Gorsuch's take on pre-emption means device makers can seek FDA approval for an easily documented, limited use of a product but enjoy virtual immunity for all untested, potentially dangerous off-label uses of the product, including those it knows about and promotes, Dornik said.

"Once they get FDA approval, they get to escape any lawsuit for anything that states like Minnesota would hold them accountable for," Dornik said of Gorsuch's interpretation.

Product liability specialist David Prince, professor emeritus at Mitchell Hamline School of Law, agreed. Gorsuch's opinion "lets device companies off the hook for injuries caused by off-label uses," Prince said.

Prince, who studied Gorsuch's opinion when it was issued in 2015, reread it when President Donald Trump nominated Gorsuch for the high court. Prince called the judge a "classic textualist," meaning he is loath to read anything into a law. In that sense, Prince believes, Gorsuch assumes the absence of references to excluding off-label uses from federal pre-emption are intentional, not an oversight.

Gorsuch's take is that "if Congress had wanted to say it, they would have written it down," Prince explained.

Device companies Medtronic and St. Jude Medical did not comment on Gorsuch, nor did the Advanced Medical Technology Association, a national trade group known as AdvaMed. Medical Alley, the trade group that represents more than 600 medical technology businesses in Minnesota, took no position on Gorsuch's nomination. The organization's chief executive, Shaye Mandle, said the judge's position on pre-emption was consistent with many other federal jurists.
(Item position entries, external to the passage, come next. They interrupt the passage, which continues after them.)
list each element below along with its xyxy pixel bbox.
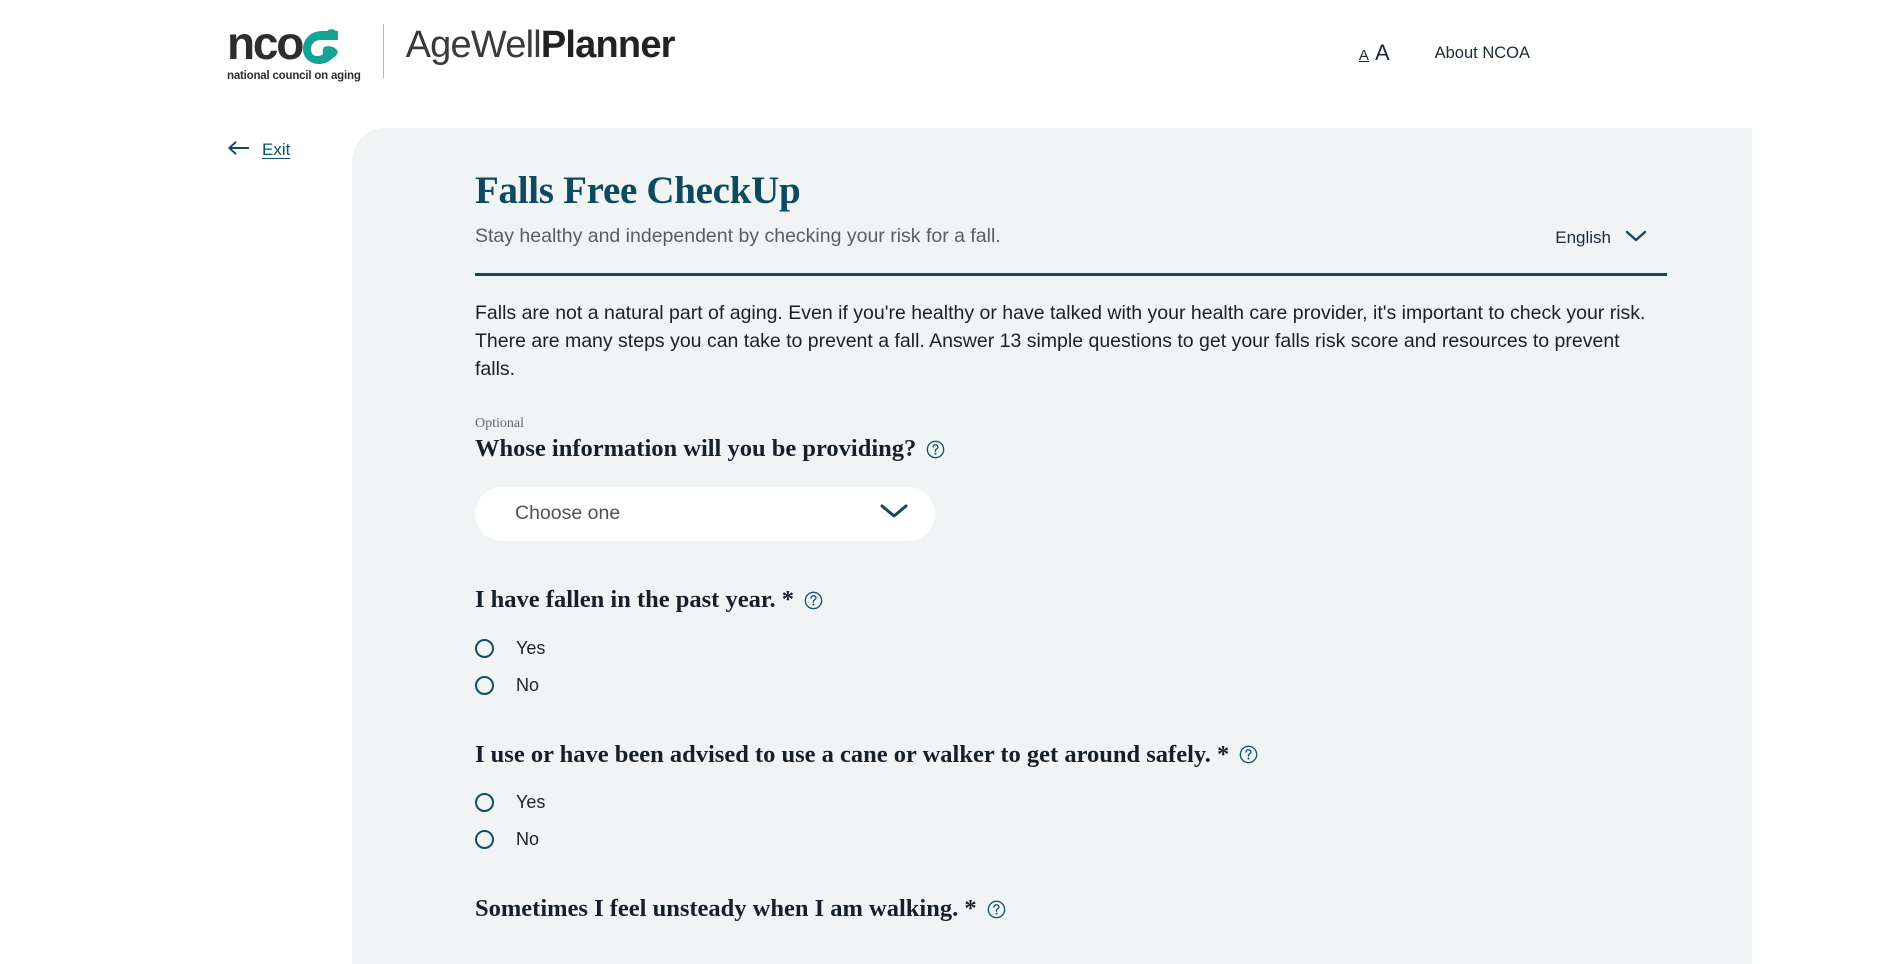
product-name: AgeWellPlanner	[405, 24, 676, 66]
about-ncoa-link[interactable]: About NCOA	[1435, 44, 1530, 63]
question-4-text: Sometimes I feel unsteady when I am walk…	[475, 895, 977, 923]
language-selected-label: English	[1555, 228, 1611, 248]
text-size-large-button[interactable]: A	[1375, 40, 1390, 66]
header-right-controls: A A About NCOA	[1359, 40, 1900, 66]
whose-information-select[interactable]: Choose one	[475, 486, 935, 541]
arrow-left-icon	[228, 140, 250, 160]
radio-option-no[interactable]: No	[475, 675, 1752, 696]
question-1-title: Whose information will you be providing?	[475, 434, 1752, 465]
checkup-card: Falls Free CheckUp Stay healthy and inde…	[352, 128, 1752, 964]
required-marker: *	[781, 585, 794, 613]
text-size-controls[interactable]: A A	[1359, 40, 1390, 66]
page-title: Falls Free CheckUp	[475, 169, 801, 212]
radio-option-yes[interactable]: Yes	[475, 638, 1752, 659]
chevron-down-icon	[1625, 229, 1647, 248]
question-3-radio-group: Yes No	[475, 792, 1752, 850]
question-block-1: Optional Whose information will you be p…	[475, 416, 1752, 541]
product-name-light: AgeWell	[405, 24, 542, 66]
question-block-2: I have fallen in the past year. * Yes No	[475, 585, 1752, 696]
question-2-text: I have fallen in the past year. *	[475, 585, 794, 613]
question-4-title: Sometimes I feel unsteady when I am walk…	[475, 894, 1752, 925]
radio-option-no[interactable]: No	[475, 829, 1752, 850]
exit-label: Exit	[262, 140, 291, 159]
radio-circle-icon[interactable]	[475, 793, 494, 813]
question-block-3: I use or have been advised to use a cane…	[475, 740, 1752, 851]
radio-label: No	[516, 829, 540, 850]
product-name-bold: Planner	[540, 24, 676, 66]
ncoa-logo[interactable]: nco national council on aging	[227, 17, 361, 82]
radio-label: Yes	[516, 637, 546, 658]
radio-circle-icon[interactable]	[475, 830, 494, 850]
brand-lockup[interactable]: nco national council on aging AgeWellPla…	[227, 17, 676, 84]
exit-link[interactable]: Exit	[228, 140, 290, 160]
optional-tag: Optional	[475, 416, 524, 432]
radio-option-yes[interactable]: Yes	[475, 792, 1752, 813]
ncoa-tagline: national council on aging	[227, 69, 361, 82]
ncoa-wordmark: nco	[227, 17, 340, 69]
ncoa-letters: nco	[227, 17, 304, 69]
question-1-text: Whose information will you be providing?	[475, 435, 917, 463]
subtitle-row: Stay healthy and independent by checking…	[475, 223, 1667, 250]
select-placeholder: Choose one	[515, 502, 621, 525]
radio-circle-icon[interactable]	[475, 638, 494, 658]
required-marker: *	[964, 895, 977, 923]
brand-divider	[382, 24, 384, 78]
radio-label: No	[516, 674, 540, 695]
question-3-title: I use or have been advised to use a cane…	[475, 740, 1752, 771]
required-marker: *	[1217, 740, 1230, 768]
help-circle-icon[interactable]	[1239, 745, 1258, 764]
language-selector[interactable]: English	[1555, 228, 1647, 250]
radio-label: Yes	[516, 792, 546, 813]
help-circle-icon[interactable]	[987, 900, 1006, 919]
site-header: nco national council on aging AgeWellPla…	[0, 0, 1900, 110]
ncoa-swoosh-icon	[300, 25, 340, 65]
page-subtitle: Stay healthy and independent by checking…	[475, 225, 1001, 247]
question-block-4: Sometimes I feel unsteady when I am walk…	[475, 894, 1752, 925]
title-divider	[475, 273, 1667, 277]
question-3-text: I use or have been advised to use a cane…	[475, 740, 1230, 768]
intro-paragraph: Falls are not a natural part of aging. E…	[475, 302, 1646, 380]
help-circle-icon[interactable]	[804, 591, 823, 610]
question-2-title: I have fallen in the past year. *	[475, 585, 1752, 616]
chevron-down-icon	[879, 502, 909, 525]
radio-circle-icon[interactable]	[475, 675, 494, 695]
text-size-small-button[interactable]: A	[1359, 47, 1369, 64]
help-circle-icon[interactable]	[926, 440, 945, 459]
question-2-radio-group: Yes No	[475, 638, 1752, 696]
And, he added, it is the right call given the need for flexibility in developing new medical treatments.

Untested off-label uses of medical devices are a matter for doctors and patients, not device companies, Mandle maintained. Once the FDA approves a device for a single use, "doctors and patients are free to use the device any way they see fit."

Dragging device companies into court every time "a doctor and patient decision doesn't work out" would create "chaos in the system," Mandle said.

How a company's promotion of off-label uses of products figures into that system remains an ongoing legal debate. In the case of Infuse, the discussion surrounds a product used 85 to 90 percent of the time in ways the FDA did not approve.

Lawyers representing thousands of patients who, like Caplinger, claim injuries related to off-label Infuse uses say the product could not have spontaneously achieved such a high level of off-label use and that Medtronic pushed unproven, risky uses. They point to what they say are examples of Medtronic teaching doctors to use Infuse off-label and paying them incentives to do so.

Medtronic denies that it has improperly promoted Infuse or violated federal misbranding and product adulteration statutes.

"Doctors are governed by standards of care," said Dornik, who has handled medical malpractice cases. They don't typically take chances on off-label uses. "They are educated on them by manufacturers."

With Gorsuch on the Supreme Court, Dornik added, users of Infuse or any other medical device would face a "patient beware" system.

Without data to support a device's safety, patients will be exposed to unknown risks. No law compels physicians to warn patients that devices are being used on them in off-label, untested ways.

"How does the patient even know that they are taking a risk?" Dornik asked. "If they don't know, they are still stuck with the result."

The solution for Gorsuch is legislative, not judicial.

"Not everyone may agree with how Congress balanced the competing interests it faced in this sensitive and difficult area," he wrote in the Caplinger opinion. "We can surely imagine a different statute embodying a different judgment. But strike a balance Congress had to and did, and it is not for this court to revise it by beating a new path around pre-emption nowhere authorized in the text of the statute and nowhere recognized in any of the Supreme Court's many forays into this field."